As the world's two most powerful countires, Russia and China will likely remain on the council for the foreseeable future. The US and Britian are no longer among the world's five most powerful and influential countries and France likley isn't either. Given the fact that the problems faced by the US are far more acute than those faced by France and Britian, this means the US position is by and away far more tenuos than Britian or France. As such, I look for the US to be replaced on the council before Britian or France are. The US will be given the choice of stepping down or stepping out of the US or perhaps both. France and Britian will likely be replaced next.

I would expect the US to be replaced on the security council within a year or so and Britian to be replaced within two years and France within three years. By 2015 I would expect the permanent members of the Security council to be Russia, China, India, Saudi Arabia, and possilby Iran.

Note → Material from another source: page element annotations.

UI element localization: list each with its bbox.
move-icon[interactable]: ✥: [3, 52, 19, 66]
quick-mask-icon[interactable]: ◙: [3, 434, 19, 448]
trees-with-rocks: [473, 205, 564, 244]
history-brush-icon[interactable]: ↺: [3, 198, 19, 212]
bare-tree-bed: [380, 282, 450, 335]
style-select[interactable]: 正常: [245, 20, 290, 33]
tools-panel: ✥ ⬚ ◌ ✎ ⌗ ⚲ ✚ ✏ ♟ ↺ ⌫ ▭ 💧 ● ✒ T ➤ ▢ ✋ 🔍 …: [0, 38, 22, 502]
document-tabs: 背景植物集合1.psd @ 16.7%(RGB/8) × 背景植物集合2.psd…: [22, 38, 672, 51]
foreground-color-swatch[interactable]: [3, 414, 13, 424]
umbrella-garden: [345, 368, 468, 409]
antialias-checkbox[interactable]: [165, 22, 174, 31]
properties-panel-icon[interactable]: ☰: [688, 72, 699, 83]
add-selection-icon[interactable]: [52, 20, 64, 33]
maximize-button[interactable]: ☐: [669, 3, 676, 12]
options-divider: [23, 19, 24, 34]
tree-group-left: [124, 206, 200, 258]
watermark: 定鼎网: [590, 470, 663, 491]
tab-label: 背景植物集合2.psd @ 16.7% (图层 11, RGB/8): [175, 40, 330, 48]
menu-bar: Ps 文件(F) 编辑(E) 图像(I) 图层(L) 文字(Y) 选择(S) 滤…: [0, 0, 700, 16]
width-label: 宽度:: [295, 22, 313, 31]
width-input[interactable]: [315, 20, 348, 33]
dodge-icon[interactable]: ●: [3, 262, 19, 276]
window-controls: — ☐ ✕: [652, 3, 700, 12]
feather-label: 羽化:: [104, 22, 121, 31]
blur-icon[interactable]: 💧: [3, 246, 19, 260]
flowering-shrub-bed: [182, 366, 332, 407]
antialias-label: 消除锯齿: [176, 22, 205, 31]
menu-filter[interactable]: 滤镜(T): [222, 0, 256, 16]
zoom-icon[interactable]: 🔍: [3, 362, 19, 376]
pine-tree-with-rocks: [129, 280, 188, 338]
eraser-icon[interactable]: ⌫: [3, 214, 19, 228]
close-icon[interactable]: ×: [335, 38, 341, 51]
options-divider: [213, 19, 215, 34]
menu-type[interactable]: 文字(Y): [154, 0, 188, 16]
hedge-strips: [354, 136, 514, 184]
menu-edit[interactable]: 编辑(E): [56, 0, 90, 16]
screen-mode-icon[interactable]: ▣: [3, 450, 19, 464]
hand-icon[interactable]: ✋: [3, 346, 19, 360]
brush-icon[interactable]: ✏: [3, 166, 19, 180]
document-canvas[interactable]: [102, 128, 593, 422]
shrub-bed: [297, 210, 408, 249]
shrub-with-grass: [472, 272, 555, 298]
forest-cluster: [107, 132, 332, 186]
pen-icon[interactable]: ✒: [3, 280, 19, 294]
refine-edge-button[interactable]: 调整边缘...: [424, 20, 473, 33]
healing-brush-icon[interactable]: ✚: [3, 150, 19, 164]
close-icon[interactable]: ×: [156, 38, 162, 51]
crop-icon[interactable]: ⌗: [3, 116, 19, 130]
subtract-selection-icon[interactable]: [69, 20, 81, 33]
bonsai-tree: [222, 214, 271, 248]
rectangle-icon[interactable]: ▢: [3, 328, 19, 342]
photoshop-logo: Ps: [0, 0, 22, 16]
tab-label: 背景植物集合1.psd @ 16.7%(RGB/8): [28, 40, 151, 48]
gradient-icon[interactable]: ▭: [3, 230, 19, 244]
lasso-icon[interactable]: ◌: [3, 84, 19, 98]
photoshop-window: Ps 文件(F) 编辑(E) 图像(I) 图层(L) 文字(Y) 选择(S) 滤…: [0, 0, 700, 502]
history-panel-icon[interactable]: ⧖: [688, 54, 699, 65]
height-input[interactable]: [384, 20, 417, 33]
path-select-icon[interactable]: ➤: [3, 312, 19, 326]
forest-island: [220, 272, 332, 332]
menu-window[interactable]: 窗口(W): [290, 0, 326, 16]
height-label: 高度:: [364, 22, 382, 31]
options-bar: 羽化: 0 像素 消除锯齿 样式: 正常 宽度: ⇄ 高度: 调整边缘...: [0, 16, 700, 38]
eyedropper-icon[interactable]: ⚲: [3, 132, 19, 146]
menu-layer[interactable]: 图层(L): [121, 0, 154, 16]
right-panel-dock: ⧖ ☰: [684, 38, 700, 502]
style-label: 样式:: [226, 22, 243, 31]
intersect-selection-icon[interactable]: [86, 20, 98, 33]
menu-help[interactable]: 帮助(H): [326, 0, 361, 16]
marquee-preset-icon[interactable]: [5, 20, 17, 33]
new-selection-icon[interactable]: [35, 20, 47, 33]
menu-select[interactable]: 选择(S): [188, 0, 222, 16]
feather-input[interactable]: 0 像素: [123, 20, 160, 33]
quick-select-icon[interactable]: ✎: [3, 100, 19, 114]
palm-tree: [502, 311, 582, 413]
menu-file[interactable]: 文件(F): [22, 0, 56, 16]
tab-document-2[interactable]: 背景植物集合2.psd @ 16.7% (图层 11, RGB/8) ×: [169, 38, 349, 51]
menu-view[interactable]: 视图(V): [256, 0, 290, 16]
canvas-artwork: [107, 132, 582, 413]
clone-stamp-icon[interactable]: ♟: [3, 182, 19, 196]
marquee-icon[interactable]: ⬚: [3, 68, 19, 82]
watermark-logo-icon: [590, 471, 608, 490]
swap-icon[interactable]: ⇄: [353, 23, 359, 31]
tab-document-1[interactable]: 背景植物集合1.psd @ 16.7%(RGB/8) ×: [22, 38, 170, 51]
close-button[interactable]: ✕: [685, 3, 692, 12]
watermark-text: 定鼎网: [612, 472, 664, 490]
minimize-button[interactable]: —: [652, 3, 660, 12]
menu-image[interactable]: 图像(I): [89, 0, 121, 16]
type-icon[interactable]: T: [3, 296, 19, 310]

In any event, having the US, UK, and France on this council doesn't reflect the current geopolitical realities. Of course all of this assumes the UN still exists in three years.

Independent Patriot said...

It would be interesting to know which ones of the signatories are on the Saudi retirement plan. Something tells me that the majority owe quite alot of their income, either as consultants or their professorial chairs, to Arab money of some kind or the other. As far as the Jews on that list, its the same self-hating, self-righteous egocentric entitled individuals who pop up on every "Jew who hates Israel" list.Sadly none of them see themselves for the hypocrites that they are.

Freedom Fighter said...

Hello IP,

These people connect up in a fairly incestuous way. You'll notice how many of th estate department types are ex Saudi, Jordanian and UAE ambassadors. And the ones who served in Israel, like Pickering,are noted for their acrimony and adversarial relations with the Jewish State.

Other keys are the Carlyle Group ( Carlucci,the Hills) the Soros-Funded Left wing think tank The New America Foundation, The American Iranian Council and the Foundation for Middle East Peace.